A notícia que desestabilizou os mercados foi a prisão da vice-presidente financeira e filha do fundador da empresa chinesa de tecnologia Huawei, Meng Wanzhou. Detida no Canadá, ela poderá ser extraditada para os Estados Unidos.
A companhia chinesa é um dos alvos do presidente americano, Donald Trump. Americanos investigam se companhia chinesa violou sanções do país contra o Irã desde pelo menos 2016, o que teria embasado a prisão de Wanzhou.
O governo americano vem acusando a Huawei de permitir que os aparelhos sejam utilizados para espionagem, afirmações que se intensificaram desde que Trump subiu o tom contra a China.
Nessa queda de braço, investidores consideram que a trégua na guerra comercial, acertada entre Trump e o líder chinês, Xi Jinping, no final de semana pode naufragar antes mesmo do início das negociações."Iludiu mais que ex-namorado", diz Victor Candido, economista da Guide, sobre a reação otimista do mercado ainda na segunda-feira e as perdas seguintes.
Os países haviam fixado prazo de 90 dias sem imposição de novas tarifas, para fechar um acordo comercial.
O acirramento da disputa entre China e Estados Unidos, segundo analistas do mercado, teria potencial de agravar a desaceleração da economia global, que de qualquer forma já estaria contratada para os próximos anos.
Essa perspectiva de desaceleração também se impôs sobre as cotações de matérias-primas, como o petróleo, negociado ao redor dos US$ 60 o barril.
Nesta quinta, os países-membro da Opep (Organização dos Países Exportadores de Petróleo) chegaram a um acordo para cortar a produção do combustível, mas ainda é preciso ouvir a Rússia, um grande produtor que não faz parte do grupo.
A expectativa é de que a redução da produção ajude a sustentar as cotações de petróleo.

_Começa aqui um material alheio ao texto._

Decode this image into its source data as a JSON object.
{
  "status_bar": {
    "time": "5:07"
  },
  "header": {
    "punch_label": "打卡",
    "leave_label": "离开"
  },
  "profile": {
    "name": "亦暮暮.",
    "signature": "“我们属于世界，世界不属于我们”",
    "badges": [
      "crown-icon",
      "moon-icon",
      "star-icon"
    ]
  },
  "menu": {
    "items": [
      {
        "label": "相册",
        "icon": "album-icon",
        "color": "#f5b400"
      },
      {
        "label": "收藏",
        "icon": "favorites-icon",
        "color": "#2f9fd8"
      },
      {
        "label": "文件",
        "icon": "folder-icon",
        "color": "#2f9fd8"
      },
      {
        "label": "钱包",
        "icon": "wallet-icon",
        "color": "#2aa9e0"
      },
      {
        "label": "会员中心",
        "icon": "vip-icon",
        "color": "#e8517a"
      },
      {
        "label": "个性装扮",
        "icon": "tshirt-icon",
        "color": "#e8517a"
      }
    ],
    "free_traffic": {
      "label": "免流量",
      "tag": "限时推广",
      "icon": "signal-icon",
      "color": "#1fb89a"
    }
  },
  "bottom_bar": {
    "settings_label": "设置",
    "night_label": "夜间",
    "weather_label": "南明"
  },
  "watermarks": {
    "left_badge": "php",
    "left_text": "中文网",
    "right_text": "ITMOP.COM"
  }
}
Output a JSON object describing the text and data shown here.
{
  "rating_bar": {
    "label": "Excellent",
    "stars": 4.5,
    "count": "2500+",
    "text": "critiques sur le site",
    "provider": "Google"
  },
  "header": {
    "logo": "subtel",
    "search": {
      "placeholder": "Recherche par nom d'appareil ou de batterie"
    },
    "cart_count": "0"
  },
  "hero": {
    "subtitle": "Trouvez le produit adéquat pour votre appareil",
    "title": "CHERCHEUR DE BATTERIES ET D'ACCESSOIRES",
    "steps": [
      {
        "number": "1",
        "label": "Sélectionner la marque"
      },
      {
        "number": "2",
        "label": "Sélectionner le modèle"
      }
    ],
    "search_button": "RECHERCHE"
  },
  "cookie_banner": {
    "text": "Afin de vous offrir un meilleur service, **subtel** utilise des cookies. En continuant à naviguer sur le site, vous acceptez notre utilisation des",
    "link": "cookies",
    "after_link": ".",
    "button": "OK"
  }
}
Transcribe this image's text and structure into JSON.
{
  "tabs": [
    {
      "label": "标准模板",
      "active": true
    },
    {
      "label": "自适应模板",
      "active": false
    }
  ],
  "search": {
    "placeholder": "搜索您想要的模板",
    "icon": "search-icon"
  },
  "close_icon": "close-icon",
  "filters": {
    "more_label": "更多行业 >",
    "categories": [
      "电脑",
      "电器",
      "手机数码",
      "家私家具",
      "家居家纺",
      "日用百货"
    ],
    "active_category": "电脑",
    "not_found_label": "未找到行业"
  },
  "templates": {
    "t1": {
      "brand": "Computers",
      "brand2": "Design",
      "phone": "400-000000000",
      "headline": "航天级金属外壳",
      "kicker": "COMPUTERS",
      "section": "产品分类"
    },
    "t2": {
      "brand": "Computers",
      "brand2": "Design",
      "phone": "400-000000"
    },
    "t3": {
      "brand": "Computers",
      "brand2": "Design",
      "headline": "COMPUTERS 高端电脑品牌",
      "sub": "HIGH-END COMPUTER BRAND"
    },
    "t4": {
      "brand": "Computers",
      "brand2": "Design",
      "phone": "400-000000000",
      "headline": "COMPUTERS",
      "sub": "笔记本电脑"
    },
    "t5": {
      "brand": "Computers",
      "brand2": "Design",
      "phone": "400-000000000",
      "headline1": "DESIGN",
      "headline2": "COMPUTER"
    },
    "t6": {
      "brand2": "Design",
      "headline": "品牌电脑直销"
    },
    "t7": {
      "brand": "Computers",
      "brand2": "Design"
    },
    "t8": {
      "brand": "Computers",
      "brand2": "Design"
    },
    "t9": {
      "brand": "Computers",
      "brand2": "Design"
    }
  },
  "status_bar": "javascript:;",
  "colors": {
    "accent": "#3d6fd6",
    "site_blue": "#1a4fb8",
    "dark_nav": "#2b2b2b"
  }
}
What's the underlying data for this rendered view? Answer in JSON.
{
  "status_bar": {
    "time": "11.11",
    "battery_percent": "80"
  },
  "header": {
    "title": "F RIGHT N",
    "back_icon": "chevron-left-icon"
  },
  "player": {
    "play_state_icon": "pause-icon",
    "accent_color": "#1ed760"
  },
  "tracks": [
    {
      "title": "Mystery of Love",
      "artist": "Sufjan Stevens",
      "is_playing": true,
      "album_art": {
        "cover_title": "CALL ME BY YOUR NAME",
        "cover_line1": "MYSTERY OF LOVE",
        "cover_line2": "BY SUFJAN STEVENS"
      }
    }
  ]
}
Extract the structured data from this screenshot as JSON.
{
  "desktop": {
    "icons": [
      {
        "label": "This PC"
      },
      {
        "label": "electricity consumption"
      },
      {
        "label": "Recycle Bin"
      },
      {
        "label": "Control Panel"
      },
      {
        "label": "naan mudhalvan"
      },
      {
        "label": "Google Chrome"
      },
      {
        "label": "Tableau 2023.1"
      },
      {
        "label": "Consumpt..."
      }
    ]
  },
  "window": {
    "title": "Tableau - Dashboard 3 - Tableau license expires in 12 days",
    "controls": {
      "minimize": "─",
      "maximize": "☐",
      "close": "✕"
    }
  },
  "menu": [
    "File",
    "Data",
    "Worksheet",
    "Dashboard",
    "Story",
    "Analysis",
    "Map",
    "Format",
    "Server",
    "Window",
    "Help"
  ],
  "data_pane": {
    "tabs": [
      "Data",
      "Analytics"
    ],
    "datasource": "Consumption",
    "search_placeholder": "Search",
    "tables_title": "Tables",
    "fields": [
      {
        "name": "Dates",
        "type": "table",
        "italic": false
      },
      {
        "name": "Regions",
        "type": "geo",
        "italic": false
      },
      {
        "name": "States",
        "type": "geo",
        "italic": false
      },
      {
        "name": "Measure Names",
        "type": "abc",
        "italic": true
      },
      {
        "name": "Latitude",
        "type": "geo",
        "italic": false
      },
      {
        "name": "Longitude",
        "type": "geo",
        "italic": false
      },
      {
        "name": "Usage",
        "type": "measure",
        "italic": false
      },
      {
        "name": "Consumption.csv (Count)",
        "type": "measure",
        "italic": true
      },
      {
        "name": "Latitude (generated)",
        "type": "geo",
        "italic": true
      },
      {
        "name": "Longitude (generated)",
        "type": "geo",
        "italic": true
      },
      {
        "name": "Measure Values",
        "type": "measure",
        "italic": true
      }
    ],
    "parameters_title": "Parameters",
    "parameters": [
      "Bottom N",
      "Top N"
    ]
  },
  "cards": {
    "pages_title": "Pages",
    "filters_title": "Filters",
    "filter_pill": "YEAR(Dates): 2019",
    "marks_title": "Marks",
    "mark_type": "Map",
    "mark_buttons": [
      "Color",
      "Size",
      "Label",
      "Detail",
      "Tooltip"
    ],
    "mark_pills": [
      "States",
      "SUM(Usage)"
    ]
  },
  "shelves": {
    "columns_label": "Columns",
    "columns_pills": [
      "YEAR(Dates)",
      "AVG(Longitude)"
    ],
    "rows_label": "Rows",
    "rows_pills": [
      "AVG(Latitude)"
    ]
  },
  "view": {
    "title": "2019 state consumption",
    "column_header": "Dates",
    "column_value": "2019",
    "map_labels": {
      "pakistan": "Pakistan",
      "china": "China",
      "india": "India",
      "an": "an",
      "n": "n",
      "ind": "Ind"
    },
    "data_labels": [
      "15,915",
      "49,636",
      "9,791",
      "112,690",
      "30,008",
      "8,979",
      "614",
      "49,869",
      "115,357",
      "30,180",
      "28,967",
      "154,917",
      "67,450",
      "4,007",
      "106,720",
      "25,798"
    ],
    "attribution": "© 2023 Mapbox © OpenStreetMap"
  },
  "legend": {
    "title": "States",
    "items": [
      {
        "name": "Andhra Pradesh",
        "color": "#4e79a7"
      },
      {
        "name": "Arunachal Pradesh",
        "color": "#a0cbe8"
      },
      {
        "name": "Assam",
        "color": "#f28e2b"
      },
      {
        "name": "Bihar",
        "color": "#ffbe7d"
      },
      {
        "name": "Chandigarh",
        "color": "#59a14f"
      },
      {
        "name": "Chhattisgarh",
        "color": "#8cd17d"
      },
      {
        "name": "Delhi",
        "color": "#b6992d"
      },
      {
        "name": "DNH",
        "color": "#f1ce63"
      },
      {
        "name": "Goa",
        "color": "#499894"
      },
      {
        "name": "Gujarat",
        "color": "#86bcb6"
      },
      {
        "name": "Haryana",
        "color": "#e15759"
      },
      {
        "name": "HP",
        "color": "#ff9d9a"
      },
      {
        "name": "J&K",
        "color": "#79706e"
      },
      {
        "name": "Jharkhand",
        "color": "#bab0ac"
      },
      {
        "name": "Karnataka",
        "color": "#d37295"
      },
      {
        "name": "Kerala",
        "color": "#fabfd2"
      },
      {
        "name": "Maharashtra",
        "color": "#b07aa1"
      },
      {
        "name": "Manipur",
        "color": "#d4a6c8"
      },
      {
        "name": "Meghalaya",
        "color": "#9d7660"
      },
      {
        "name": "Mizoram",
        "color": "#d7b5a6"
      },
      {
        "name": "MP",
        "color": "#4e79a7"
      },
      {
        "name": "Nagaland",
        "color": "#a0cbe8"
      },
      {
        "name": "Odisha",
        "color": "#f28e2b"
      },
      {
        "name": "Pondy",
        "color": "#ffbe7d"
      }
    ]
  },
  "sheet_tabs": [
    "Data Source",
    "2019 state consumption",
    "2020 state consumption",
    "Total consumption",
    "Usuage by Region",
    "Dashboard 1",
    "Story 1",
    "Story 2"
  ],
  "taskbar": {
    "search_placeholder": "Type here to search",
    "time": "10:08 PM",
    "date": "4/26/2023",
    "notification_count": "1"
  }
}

Nesta quinta, o Ibovespa, principal índice acionário do país, fechou em queda de 0,22%, a 88.846 pontos. O giro financeiro foi de R$ 14 bilhões. Na mínima da sessão, o índice chegou a ser negociado perto dos 87 mil pontos.
As perdas foram puxadas pela desvalorização da Petrobras. Os papéis preferenciais cederam 3,79%. O mercado doméstico sofre com a piora do cenário externo em um momento em que o noticiário doméstico não é tão brilhante, diz Candido.
Ele se refere às recentes falas desencontradas dos representantes do governo eleito de Jair Bolsonaro (PSL) sobre a reforma da Previdência. Primeiro Onyx Lorenzoni (DEM), futuro ministro da Casa Civil, disse que o governo tem quatro anos para aprovar novas regras para a aposentadoria, enquanto o mercado espera agilidade para o tema.
Depois, Bolsonaro falou que não faria reforma para matar idosos. O ruído começou a ser dissipado com nova fala do presidente sobre possível fatiamento da proposta para aprová-la no Congresso.
Nos Estados Unidos, as Bolsas americanas também terminaram o pregão com queda menor que a registrada no pior momento do dia. Os índices Dow Jones e S&P 500 cederam ao redor de 0,5%, enquanto a Nasdaq inverteu a direção e passou a subir ao final do pregão, com ganho de 0,42%.
Na Europa, que fecha no começo da tarde (do horário de Brasília), mas perdas foram de mais de 3% nos principais índices, sinalizando que os mercados.
Já o dólar, que chegou a ser cotado a R$ 3,9440, fechou o dia com ganho de 0,12%, a R$ 3,875. A moeda também se beneficiou do fechamento mais sereno visto nas Bolsas. De 24 emergentes, o dólar ganhou força sobre 16 delas.